I set the lower bit of numBytes to 0 when the block to write does not have the same size than
the previous block. and encode its length (in IndexOutput). Then, in IndexInput, whenever
I read a numBytes with the lower bit to 0, I read the length of the block, and pass it to
#setUnCompressedData. Since current block algorithms relies on the size of the uncompressed
data to terminate their loop, they adapt automatically to the new block size.

But, indeed, after your comments, the gain seems very minimal, since an incomplete block will
only happen once per segment file.
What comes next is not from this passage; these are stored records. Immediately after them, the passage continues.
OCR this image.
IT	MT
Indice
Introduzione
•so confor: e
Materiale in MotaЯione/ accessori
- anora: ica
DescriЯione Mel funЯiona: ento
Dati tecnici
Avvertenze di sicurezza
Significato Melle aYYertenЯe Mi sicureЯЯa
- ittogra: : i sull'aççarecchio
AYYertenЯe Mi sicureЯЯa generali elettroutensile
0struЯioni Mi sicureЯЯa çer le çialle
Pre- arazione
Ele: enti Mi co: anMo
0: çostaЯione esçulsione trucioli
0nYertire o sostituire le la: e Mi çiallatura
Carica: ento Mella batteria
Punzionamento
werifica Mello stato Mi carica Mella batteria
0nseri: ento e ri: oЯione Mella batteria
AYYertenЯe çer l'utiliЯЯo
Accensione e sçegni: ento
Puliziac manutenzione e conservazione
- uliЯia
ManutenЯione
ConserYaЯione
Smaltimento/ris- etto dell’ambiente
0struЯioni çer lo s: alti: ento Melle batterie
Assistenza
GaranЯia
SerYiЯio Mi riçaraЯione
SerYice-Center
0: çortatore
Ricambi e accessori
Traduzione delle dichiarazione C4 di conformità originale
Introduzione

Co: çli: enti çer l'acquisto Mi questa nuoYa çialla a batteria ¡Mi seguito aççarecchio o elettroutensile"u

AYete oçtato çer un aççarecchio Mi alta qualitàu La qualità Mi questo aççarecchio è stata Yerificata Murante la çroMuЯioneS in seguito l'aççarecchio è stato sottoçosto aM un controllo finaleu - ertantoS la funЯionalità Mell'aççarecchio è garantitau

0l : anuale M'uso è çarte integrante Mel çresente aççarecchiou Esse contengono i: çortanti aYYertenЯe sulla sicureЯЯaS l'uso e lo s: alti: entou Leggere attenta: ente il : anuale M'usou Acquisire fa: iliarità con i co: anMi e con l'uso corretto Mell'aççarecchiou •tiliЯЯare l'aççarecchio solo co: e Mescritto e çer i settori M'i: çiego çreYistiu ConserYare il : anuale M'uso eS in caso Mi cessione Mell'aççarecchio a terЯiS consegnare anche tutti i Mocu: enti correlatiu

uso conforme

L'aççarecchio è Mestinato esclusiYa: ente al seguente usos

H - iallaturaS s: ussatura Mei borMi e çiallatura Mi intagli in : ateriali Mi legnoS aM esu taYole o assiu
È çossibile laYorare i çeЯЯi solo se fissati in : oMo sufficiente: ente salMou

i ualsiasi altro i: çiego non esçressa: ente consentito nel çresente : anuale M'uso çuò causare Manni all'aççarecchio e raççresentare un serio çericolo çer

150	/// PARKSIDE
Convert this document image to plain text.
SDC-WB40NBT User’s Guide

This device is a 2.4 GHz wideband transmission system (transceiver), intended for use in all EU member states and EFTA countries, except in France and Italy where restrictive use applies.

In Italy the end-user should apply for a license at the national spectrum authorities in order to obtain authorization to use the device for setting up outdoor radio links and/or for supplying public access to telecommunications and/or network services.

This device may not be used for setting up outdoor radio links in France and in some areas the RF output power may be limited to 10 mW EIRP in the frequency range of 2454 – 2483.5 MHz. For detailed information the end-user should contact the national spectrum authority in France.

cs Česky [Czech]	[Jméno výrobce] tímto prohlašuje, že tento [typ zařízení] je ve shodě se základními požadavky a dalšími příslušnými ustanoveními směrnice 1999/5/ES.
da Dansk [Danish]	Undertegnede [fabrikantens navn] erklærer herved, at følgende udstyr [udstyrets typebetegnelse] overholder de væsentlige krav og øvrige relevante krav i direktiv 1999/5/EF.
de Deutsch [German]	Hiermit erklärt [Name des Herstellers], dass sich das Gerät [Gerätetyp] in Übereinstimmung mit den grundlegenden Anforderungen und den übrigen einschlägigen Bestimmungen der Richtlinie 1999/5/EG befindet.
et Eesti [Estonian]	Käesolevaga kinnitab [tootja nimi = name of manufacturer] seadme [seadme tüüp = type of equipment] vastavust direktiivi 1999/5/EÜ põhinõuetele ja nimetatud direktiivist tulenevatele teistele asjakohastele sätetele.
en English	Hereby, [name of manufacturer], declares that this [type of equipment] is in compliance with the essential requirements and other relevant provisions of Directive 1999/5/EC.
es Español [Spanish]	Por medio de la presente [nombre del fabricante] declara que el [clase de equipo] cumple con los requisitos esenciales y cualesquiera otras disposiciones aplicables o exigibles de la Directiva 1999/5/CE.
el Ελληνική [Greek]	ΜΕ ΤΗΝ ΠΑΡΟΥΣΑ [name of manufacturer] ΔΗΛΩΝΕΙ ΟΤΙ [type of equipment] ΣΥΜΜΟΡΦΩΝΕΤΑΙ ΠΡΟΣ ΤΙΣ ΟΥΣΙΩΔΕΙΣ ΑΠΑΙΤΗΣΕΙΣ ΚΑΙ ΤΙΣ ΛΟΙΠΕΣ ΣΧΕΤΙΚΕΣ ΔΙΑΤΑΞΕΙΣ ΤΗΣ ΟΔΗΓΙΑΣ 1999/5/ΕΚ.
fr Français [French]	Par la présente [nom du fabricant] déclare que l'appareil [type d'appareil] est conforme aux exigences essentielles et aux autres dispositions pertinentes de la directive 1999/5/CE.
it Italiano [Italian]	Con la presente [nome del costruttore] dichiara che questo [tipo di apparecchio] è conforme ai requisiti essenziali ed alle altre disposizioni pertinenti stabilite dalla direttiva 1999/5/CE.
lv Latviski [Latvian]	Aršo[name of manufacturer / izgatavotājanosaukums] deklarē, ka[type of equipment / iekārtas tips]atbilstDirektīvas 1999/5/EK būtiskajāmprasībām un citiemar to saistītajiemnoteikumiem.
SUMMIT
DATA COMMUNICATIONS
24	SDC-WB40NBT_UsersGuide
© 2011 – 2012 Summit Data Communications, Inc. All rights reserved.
The technique I am using was for the case where a block
is not "shared" with other posting list.
But, in the current case, this is not very useful and will add a slight overhead for very
large segment file (since I need one bit per block * number of blocks for tracking the end
of the block list).

Thanks for the clarification Michael, and I think you can close the issue, since I am not
really sure that my patch is worth keeping given the current way you implemented block-based
index.

> FixedIntBlockIndexOutput encodes unnecessary integers at the end of a list
> --------------------------------------------------------------------------
>
>                 Key: LUCENE-2340
>                 URL: https://issues.apache.org/jira/browse/LUCENE-2340
>             Project: Lucene - Java
>          Issue Type: Bug
>          Components: Index
>    Affects Versions: Flex Branch
>            Reporter: Renaud Delbru
>            Priority: Minor
>             Fix For: Flex Branch
>
>         Attachments: LUCENE-1458-FixedIntBlockIndexOutput.patch, LUCENE-1458-FixedIntBlockIndexOutput.patch
>
>
> At closing time, the current FixedIntBlockIndexOutput flushes blocks of blockSize even
if there is only a few integers in the block.
> This can be problematic and causes a big overhead when using large blockSize (e.g., 1024),
on small segments or on rare term posting list. 
> One solution will be to have a secondary flushBlock method with an additional paramter:
the valid length of a buffer. This method will be only called in the FixedIntBlockIndexOutput#close()
method.
> The way this particular block of integers are encoded are left to subclasses.